What kind of sweet and strange convenience? After I had iPhone memos, writing novels no longer needed to be cryptic. Back in elementary school and middle school, I was a bad teenager who always tried to write “stuff” underneath my open homework booklet, with a novel manuscript always secretively open in the gap between my laps and the thick desk, and a tense heart always suspended at the throat. I was in constant fear of my mother’s occasional surveillance into my room, which in most scenarios, turned out innocuous and peaceful. Mom’s visitations would be innocuous only on the premise of ignorance. She was usually in a good mood, not as alert as I, and would always leave my room in a satisfactory smile if I successfully hid my novel-writing act from her and pretended that I had been deeply obsessed with homework from the very dawn of human civilization all the way to the doomsday of Earth. But 2 to 3 in 10 times, she would discover my cryptic writing, either if she caught me in the act of hastily stuffing the novel under my desk or if she had sharply captured some subtle expressions on my face that she deemed reflective of a different mental state than the homework attention control. Then a nightmare would ensue as mom would blow up her most serious fury. I would be in some serious, long-lasting trouble.

During my pre-memo teenage years, writing was so cryptic that it bordered on being illicit. I habitually hid my manuscripts. At the peak of my cryptic writing activities, I once could enumerate 22 spots in my not-so-big room where I hid manuscripts. Unfortunately, after many years have passed, I lost most of them, a testimony to how mediocre a treasure hunter I would be if I were one. Luckily, thanks to the smart phone memorandum, I bid farewell to cryptic writing and squirrel hoarding.

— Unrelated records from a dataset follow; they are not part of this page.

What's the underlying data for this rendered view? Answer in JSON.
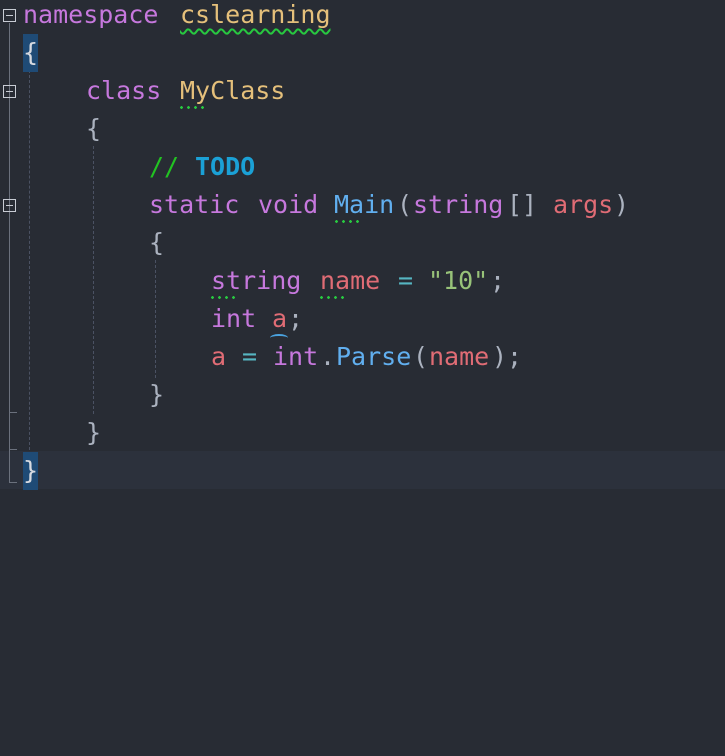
{
  "editor": {
    "colors": {
      "background": "#282c34",
      "current_line": "#2c313c",
      "keyword": "#c678dd",
      "type_name": "#e5c07b",
      "function": "#61afef",
      "variable": "#e06c75",
      "string": "#98c379",
      "comment": "#22c322",
      "todo": "#1ba1d6",
      "brace_highlight": "#1f4b76",
      "warning_squiggle": "#28c840"
    },
    "lines": {
      "l1": {
        "keyword": "namespace",
        "name": "cslearning"
      },
      "l2": {
        "brace": "{"
      },
      "l3": {
        "keyword": "class",
        "name": "MyClass"
      },
      "l4": {
        "brace": "{"
      },
      "l5": {
        "comment": "//",
        "todo": "TODO"
      },
      "l6": {
        "kw1": "static",
        "kw2": "void",
        "fn": "Main",
        "open": "(",
        "type": "string",
        "brackets": "[]",
        "param": "args",
        "close": ")"
      },
      "l7": {
        "brace": "{"
      },
      "l8": {
        "type": "string",
        "var": "name",
        "op": "=",
        "value": "\"10\"",
        "semi": ";"
      },
      "l9": {
        "type": "int",
        "var": "a",
        "semi": ";"
      },
      "l10": {
        "var": "a",
        "op": "=",
        "type": "int",
        "dot": ".",
        "fn": "Parse",
        "open": "(",
        "arg": "name",
        "close": ")",
        "semi": ";"
      },
      "l11": {
        "brace": "}"
      },
      "l12": {
        "brace": "}"
      },
      "l13": {
        "brace": "}"
      }
    },
    "gutter": {
      "fold_icon": "minus-box-icon"
    }
  }
}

The lock-screen button was something genius. Over years, my once-cryptic interests and obsessions of art, literature, society and culture carried on, and only grew stronger, and as a grad student whose “major duty” is architecture and design, I still depend on my phone memos for a reservoir of thoughts and ideas.

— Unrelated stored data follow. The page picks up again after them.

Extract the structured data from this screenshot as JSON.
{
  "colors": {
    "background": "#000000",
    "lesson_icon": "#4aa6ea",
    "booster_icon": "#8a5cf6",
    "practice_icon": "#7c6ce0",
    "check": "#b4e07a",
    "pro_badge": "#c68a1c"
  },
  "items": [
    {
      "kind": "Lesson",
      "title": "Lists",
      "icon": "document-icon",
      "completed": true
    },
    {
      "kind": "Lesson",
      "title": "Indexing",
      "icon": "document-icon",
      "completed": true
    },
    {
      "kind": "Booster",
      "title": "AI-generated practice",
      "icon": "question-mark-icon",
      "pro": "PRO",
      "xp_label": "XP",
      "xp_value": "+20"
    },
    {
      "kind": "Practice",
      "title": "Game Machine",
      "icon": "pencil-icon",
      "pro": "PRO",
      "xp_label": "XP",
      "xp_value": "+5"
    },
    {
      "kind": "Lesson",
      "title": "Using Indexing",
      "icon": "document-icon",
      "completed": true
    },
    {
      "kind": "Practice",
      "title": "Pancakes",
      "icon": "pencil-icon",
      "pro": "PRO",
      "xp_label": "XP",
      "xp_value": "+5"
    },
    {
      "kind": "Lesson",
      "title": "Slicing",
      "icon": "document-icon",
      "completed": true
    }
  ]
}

The position of memo is not just a reservoir but a translator. Memory is not fixed after the event happened. Every time you narrate it, the memory becomes reshaped once more. Translated by language, a thought becomes consolidated in memory; memo works not just as a carrier but as a mediator of memory.

I usually produce images as narrative, and text only as their auxiliary. But as an architect, I often find inspirations and motivations from outside architecture — from the society, from people, linguistics, philosophy, and art. Those non-architecture interests are provisions to my mind and my career. And I decided to open a blog as an online platform to share my love for such non-architectural obsessions with virtual audience.

The Two-Way Gaze, self-portrait by author

As hinted in multiple places above, this blog is going to be an architect and artist’s writings at the intersections of non-architecture and non-art topics. But in what forms? The below image, the Two-Way Gaze, is my self-portrait in my favorite posture: daily outward detection and introspection. It is the most succinct diagram that captures the essence of the blog — its contents will be both essays using a architecture as a way to perceive and interpret the society, art, linguistics, philosophy and life, and fictions that will be dream-derived thought experiments.

A mixture of a bit of research, a bit of interpretation, a bit of fiction, and a bit of visual images, a scoop of skepticism, a scoop of sarcasm, and lots of fun — that is the goal. I will keep writing so that in the end even if I don’t get the chance to be a published author, I can sell my manuscripts by pound.